Un vaisseau spatial qui s’écrase, une nouvelle énergie vitale, des monstres dangereux, Lost Planet est l’adaptation d’un célèbre jeu vidéo. Mais pas d’angoisse, la BD vaut à elle seule le détour par son ambiance prenante et le destin tumultueux de ses héros.

La Terre est une poubelle. Il faut aller voir ailleurs. Seule ressource la thermo-énergie et une compagnie ultra-puissante, la NEVEC, prête à tout pour en récupérer. Destination E.D.N. III, une planète qui semble bourrée d’énergie. A bord du Centaurus IV les choses tournent mal pour June et ses copains qui veulent prendre les commandes du vaisseau et des otages. Echec et fuite à bord de son Crusader pour June qui se crashe sur E.D.N. III où règne un froid intense. Seule solution pour survivre, rejoindre une colonie qui est, semble-t-il abandonnée. Sauf que…

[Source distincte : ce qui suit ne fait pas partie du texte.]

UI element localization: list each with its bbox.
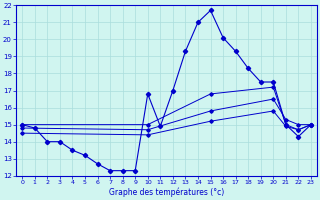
X-axis label: Graphe des températures (°c): Graphe des températures (°c) (109, 188, 224, 197)
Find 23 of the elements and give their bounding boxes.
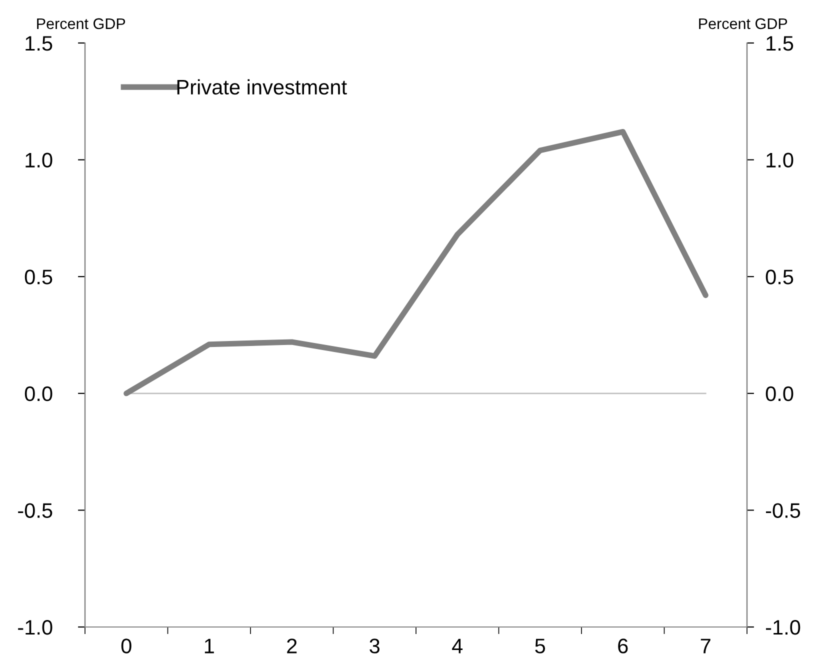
y2-tick-label: -1.0	[766, 620, 800, 635]
y-tick-label: 0.5	[24, 270, 52, 284]
x-tick-label: 5	[535, 638, 546, 654]
x-tick-label: 1	[204, 638, 214, 654]
y-tick-label: 1.5	[26, 36, 52, 51]
y2-tick-label: 1.0	[766, 152, 794, 168]
x-tick-label: 4	[452, 638, 463, 654]
y2-tick-label: 1.5	[766, 36, 794, 51]
x-tick-label: 6	[618, 638, 628, 654]
x-tick-label: 3	[370, 638, 380, 654]
x-tick-label: 2	[287, 638, 297, 654]
x-tick-label: 0	[121, 638, 132, 654]
legend-label: Private investment	[177, 79, 347, 95]
y-tick-label: -0.5	[18, 503, 52, 518]
y2-tick-label: 0.0	[766, 386, 794, 402]
x-tick-label: 7	[700, 638, 710, 654]
y2-tick-label: 0.5	[766, 270, 794, 284]
y-tick-label: 1.0	[26, 152, 52, 168]
y-tick-label: -1.0	[18, 620, 52, 635]
y2-tick-label: -0.5	[766, 503, 800, 518]
y2-axis-title: Percent GDP	[699, 18, 788, 30]
y-axis-title: Percent GDP	[37, 18, 126, 30]
y-tick-label: 0.0	[24, 386, 52, 402]
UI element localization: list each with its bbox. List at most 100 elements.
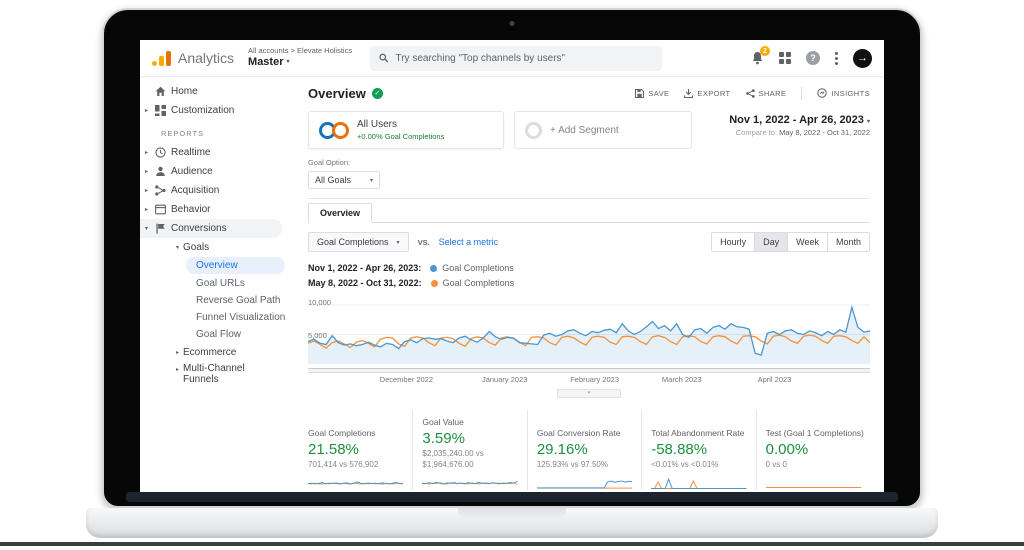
conversions-flag-icon xyxy=(150,223,171,234)
y-tick-10000: 10,000 xyxy=(308,298,331,307)
search-bar[interactable] xyxy=(370,45,663,71)
legend-metric-compare: Goal Completions xyxy=(442,278,515,288)
granularity-day[interactable]: Day xyxy=(754,233,788,251)
sidebar-item-goal-urls[interactable]: Goal URLs xyxy=(196,278,245,289)
chevron-right-icon: ▸ xyxy=(145,108,149,114)
sidebar-item-audience[interactable]: ▸ Audience xyxy=(140,162,290,181)
segment-all-users[interactable]: All Users +0.00% Goal Completions xyxy=(308,111,504,149)
legend-date-current: Nov 1, 2022 - Apr 26, 2023: xyxy=(308,263,422,273)
select-metric-link[interactable]: Select a metric xyxy=(438,237,499,247)
apps-grid-button[interactable] xyxy=(779,52,791,64)
chevron-right-icon: ▸ xyxy=(145,207,149,213)
scorecard-goal-conversion-rate[interactable]: Goal Conversion Rate 29.16% 125.93% vs 9… xyxy=(526,410,641,490)
granularity-week[interactable]: Week xyxy=(787,233,827,251)
chevron-right-icon: ▸ xyxy=(145,188,149,194)
export-button[interactable]: EXPORT xyxy=(684,88,730,98)
sidebar-item-acquisition[interactable]: ▸ Acquisition xyxy=(140,181,290,200)
sidebar-item-multi-channel-funnels[interactable]: ▸ Multi-Channel Funnels xyxy=(176,363,245,385)
scorecard-goal-completions[interactable]: Goal Completions 21.58% 701,414 vs 576,9… xyxy=(308,410,412,490)
goal-option-select[interactable]: All Goals ▾ xyxy=(308,171,380,189)
sidebar-item-goal-flow[interactable]: Goal Flow xyxy=(196,329,242,340)
laptop-hinge xyxy=(126,492,898,502)
webcam-dot xyxy=(509,21,515,26)
sidebar-item-reverse-goal-path[interactable]: Reverse Goal Path xyxy=(196,295,281,306)
chevron-right-icon: ▸ xyxy=(176,349,180,356)
sidebar-item-realtime[interactable]: ▸ Realtime xyxy=(140,143,290,162)
chevron-right-icon: ▸ xyxy=(145,169,149,175)
sparkline-chart xyxy=(308,475,403,490)
sidebar-item-conversions[interactable]: ▾ Conversions xyxy=(140,219,282,238)
account-avatar[interactable]: → xyxy=(853,48,872,68)
insights-icon xyxy=(817,88,828,98)
chevron-down-icon: ▾ xyxy=(286,58,290,65)
legend-metric-current: Goal Completions xyxy=(442,263,514,273)
desk-shadow-line xyxy=(0,542,1024,546)
search-icon xyxy=(379,53,389,63)
chart-x-axis xyxy=(308,368,870,373)
sparkline-chart xyxy=(537,475,632,490)
chevron-down-icon: ▾ xyxy=(145,226,149,232)
chevron-right-icon: ▸ xyxy=(145,150,149,156)
notifications-button[interactable]: 2 xyxy=(751,46,770,65)
sidebar-item-home[interactable]: Home xyxy=(140,82,290,101)
chevron-down-icon: ▾ xyxy=(369,177,373,184)
legend-dot-blue-icon xyxy=(430,265,438,272)
save-icon xyxy=(635,88,645,98)
analytics-logo-icon[interactable] xyxy=(152,50,171,66)
segment-delta: +0.00% Goal Completions xyxy=(357,131,445,141)
sidebar-item-funnel-visualization[interactable]: Funnel Visualization xyxy=(196,312,286,323)
breadcrumb-arrow-icon: > xyxy=(290,46,295,56)
bell-icon xyxy=(752,52,763,65)
date-range-compare: May 8, 2022 - Oct 31, 2022 xyxy=(779,127,870,137)
search-input[interactable] xyxy=(395,52,654,64)
sparkline-chart xyxy=(422,475,517,490)
timeseries-chart: 10,000 5,000 December 2022 January 2023 Fe… xyxy=(308,298,870,398)
analytics-app: Analytics All accounts > Elevate Holisti… xyxy=(140,40,884,492)
brand-name: Analytics xyxy=(178,50,235,66)
tab-overview[interactable]: Overview xyxy=(308,203,373,223)
add-segment-label: + Add Segment xyxy=(550,124,619,136)
grid-icon xyxy=(779,52,791,64)
sidebar-item-behavior[interactable]: ▸ Behavior xyxy=(140,200,290,219)
chevron-down-icon: ▾ xyxy=(866,119,870,125)
sidebar-item-ecommerce[interactable]: ▸ Ecommerce xyxy=(176,346,237,358)
laptop-base xyxy=(86,508,938,538)
goal-option-label: Goal Option: xyxy=(308,158,351,167)
sidebar-item-goals-overview[interactable]: Overview xyxy=(186,257,285,274)
date-range-primary: Nov 1, 2022 - Apr 26, 2023 xyxy=(729,114,864,126)
sidebar: Home ▸ Customization REPORTS ▸ Realtime xyxy=(140,77,290,491)
verified-check-icon: ✓ xyxy=(371,87,383,99)
sidebar-item-goals[interactable]: ▾ Goals xyxy=(176,241,210,253)
insights-button[interactable]: INSIGHTS xyxy=(817,88,870,98)
legend-dot-orange-icon xyxy=(430,280,438,287)
breadcrumb-all-accounts[interactable]: All accounts xyxy=(248,46,289,56)
breadcrumb[interactable]: All accounts > Elevate Holistics Master … xyxy=(248,47,352,68)
download-icon xyxy=(684,88,694,98)
granularity-hourly[interactable]: Hourly xyxy=(712,233,755,251)
chart-collapse-handle[interactable]: ▾ xyxy=(557,389,621,398)
help-button[interactable]: ? xyxy=(806,51,820,65)
sparkline-chart xyxy=(651,475,746,490)
property-selector[interactable]: Master xyxy=(248,55,284,68)
scorecard-goal-value[interactable]: Goal Value 3.59% $2,035,240.00 vs $1,964… xyxy=(412,410,526,490)
customization-icon xyxy=(150,105,171,116)
segment-name: All Users xyxy=(357,119,398,131)
save-button[interactable]: SAVE xyxy=(635,88,669,98)
granularity-month[interactable]: Month xyxy=(826,233,869,251)
scorecard-test-goal-1[interactable]: Test (Goal 1 Completions) 0.00% 0 vs 0 xyxy=(755,410,870,490)
metric-selector[interactable]: Goal Completions ▾ xyxy=(308,232,409,252)
add-segment-ring-icon xyxy=(525,121,542,139)
page-title: Overview xyxy=(308,85,366,101)
share-button[interactable]: SHARE xyxy=(745,89,787,98)
chevron-down-icon: ▾ xyxy=(176,244,180,251)
realtime-clock-icon xyxy=(150,147,171,158)
add-segment-button[interactable]: + Add Segment xyxy=(514,111,692,149)
more-options-button[interactable] xyxy=(835,51,838,65)
notification-count-badge: 2 xyxy=(760,46,770,56)
sidebar-item-customization[interactable]: ▸ Customization xyxy=(140,101,290,120)
scorecard-total-abandonment-rate[interactable]: Total Abandonment Rate -58.88% <0.01% vs… xyxy=(641,410,755,490)
toolbar-divider xyxy=(801,86,803,100)
month-label: December 2022 xyxy=(379,375,434,384)
breadcrumb-account[interactable]: Elevate Holistics xyxy=(297,46,353,56)
date-range-picker[interactable]: Nov 1, 2022 - Apr 26, 2023 ▾ Compare to:… xyxy=(729,111,870,138)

C’est cette odyssée à grand spectacle que raconte le premier album signé par Guillaume Dorison (alias IZU) sur le dessin de Massimo Dall’Oglio. L’univers de Lost Planet est superbe, déroutant. La progression de l’action, les épreuves de June et de ses compagnons est très bien maîtrisée et surtout ouverte à toutes les surprises. Les personnages brouillent les pistes. Seule issue cette fameuse énergie et surtout le prochain tome.